À la suite de ce récit, s’est greffée une légende très vivace au Cambodge. Elle raconte que non seulement la Grande Terre est apparue, mais que la torsion de la longue chevelure de Braḥ Dharaṇī encore humide de l’eau versée par les innombrables donations et aumônes faites par le Bodhisattva, noya l’armée diabolique et que, définitivement vaincu, Māra regagna son domaine.
Le sillet porte aussi d’autres noms évoquant le personnage ou l'animal qu'il représente : Têp Prânâm, sva (singe).
Le chevillier constitue la partie solidaire du manche située entre le sillet et la tête. Il est percé longitudinalement de part en part pour recevoir les chevilles (2, 3 ou 4). Sa partie supérieure est ouverte afin de laisser passer les cordes. Il est plus ou moins ouvragé selon les instruments. Sa partie supérieure, autour de la fente dans laquelle passe les cordes, est parfois recouverte d'une plaquette ouvragée en ivoire (autrefois), en os ou en résine.

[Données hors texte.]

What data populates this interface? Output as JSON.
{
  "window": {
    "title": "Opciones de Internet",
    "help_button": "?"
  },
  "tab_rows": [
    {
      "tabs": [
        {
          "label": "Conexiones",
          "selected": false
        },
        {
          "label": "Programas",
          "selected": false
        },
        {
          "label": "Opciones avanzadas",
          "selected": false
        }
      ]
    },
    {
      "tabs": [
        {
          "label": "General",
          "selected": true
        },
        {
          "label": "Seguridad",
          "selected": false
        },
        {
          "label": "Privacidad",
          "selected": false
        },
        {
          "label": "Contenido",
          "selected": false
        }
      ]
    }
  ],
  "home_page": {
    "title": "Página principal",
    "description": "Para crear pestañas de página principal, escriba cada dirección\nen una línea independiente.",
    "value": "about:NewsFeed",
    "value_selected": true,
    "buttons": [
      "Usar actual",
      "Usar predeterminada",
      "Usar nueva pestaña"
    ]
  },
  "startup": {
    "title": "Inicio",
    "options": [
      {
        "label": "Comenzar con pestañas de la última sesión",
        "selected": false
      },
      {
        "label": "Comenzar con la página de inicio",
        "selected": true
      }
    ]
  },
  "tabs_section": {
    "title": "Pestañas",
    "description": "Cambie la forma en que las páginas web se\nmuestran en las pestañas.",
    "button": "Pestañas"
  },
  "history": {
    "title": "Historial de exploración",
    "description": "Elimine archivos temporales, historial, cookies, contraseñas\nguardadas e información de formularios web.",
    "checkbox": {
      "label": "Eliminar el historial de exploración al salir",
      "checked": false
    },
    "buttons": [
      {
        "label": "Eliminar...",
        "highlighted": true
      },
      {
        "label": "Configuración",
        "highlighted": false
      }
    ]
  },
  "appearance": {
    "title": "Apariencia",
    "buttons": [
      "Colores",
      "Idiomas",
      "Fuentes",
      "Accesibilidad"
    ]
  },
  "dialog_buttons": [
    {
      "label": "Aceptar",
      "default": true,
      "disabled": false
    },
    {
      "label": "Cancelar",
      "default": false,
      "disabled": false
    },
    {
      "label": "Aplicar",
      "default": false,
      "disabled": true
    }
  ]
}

Les chevilles sont en bois tourné, parfois agrémentée de parties en os. Sur l’instrument du Musée de la Musique de Paris (ref. E.1177), elles sont en ivoire. Sur les instruments photographiés par Émile Gsell, une bague métallique (argent ?) ornait le centre des chevilles d'ivoire.
La tête est sans aucun doute la pièce la plus spectaculaire du chapei, notamment sur les instruments les plus anciens. Selon son degré de courbure, deux techniques ont été utilisées.
Toutes époques confondues, la dimension de la tête varie de 10 à 70 cm avec un angle de 10 à 90° orienté vers l’arrière, c’est-à-dire vers le musicien en position de jeu. Cette précision a son utilité car, jusqu’à la fin des années 1960, a existé un chapei à manche court (chapei dang klei ou chapei touch), dont la courbure de la tête était inversée, c’est-à-dire à l’opposé du musicien en position de jeu.
La tête des chapei anciens était très souvent ornées de gravures, de sculptures en bas-relief, le tout recouvert de laque naturelle rouge et/ou noire, parfois de dorure au pochoir. (Voir diaporama ci-dessous).
Cette tête symbolise le nāga (neak). Le nāga est un être mythique à la fois admiré et craint par les Khmers. Il est simultanément symbole de fertilité, de prospérité et de pouvoir. Son image se retrouve dans le quotidien des paysans — faucilles, timons de charrettes — et dans l’univers religieux animiste, hindouiste et bouddhiste. Les ornements des instruments musique (tête du monocorde kse diev contemporain, portants des grands tambours de guerre et des tambours thimila de l’époque angkorienne notamment) empruntent la figure du nāga comme symbole de protection et de pouvoir. Le brahmanisme, cédant le pas au bouddhisme, cède aussi à celui-ci le culte du nāga, qui devient l’une des entités protectrices du bouddhisme et l’une des garantes de la prospérité des adeptes. Les temples du bouddhisme theravāda sont également investis de l’image du reptile, avec, entre autres, les balustrades, les toits et les portes-bougies en forme de nāga.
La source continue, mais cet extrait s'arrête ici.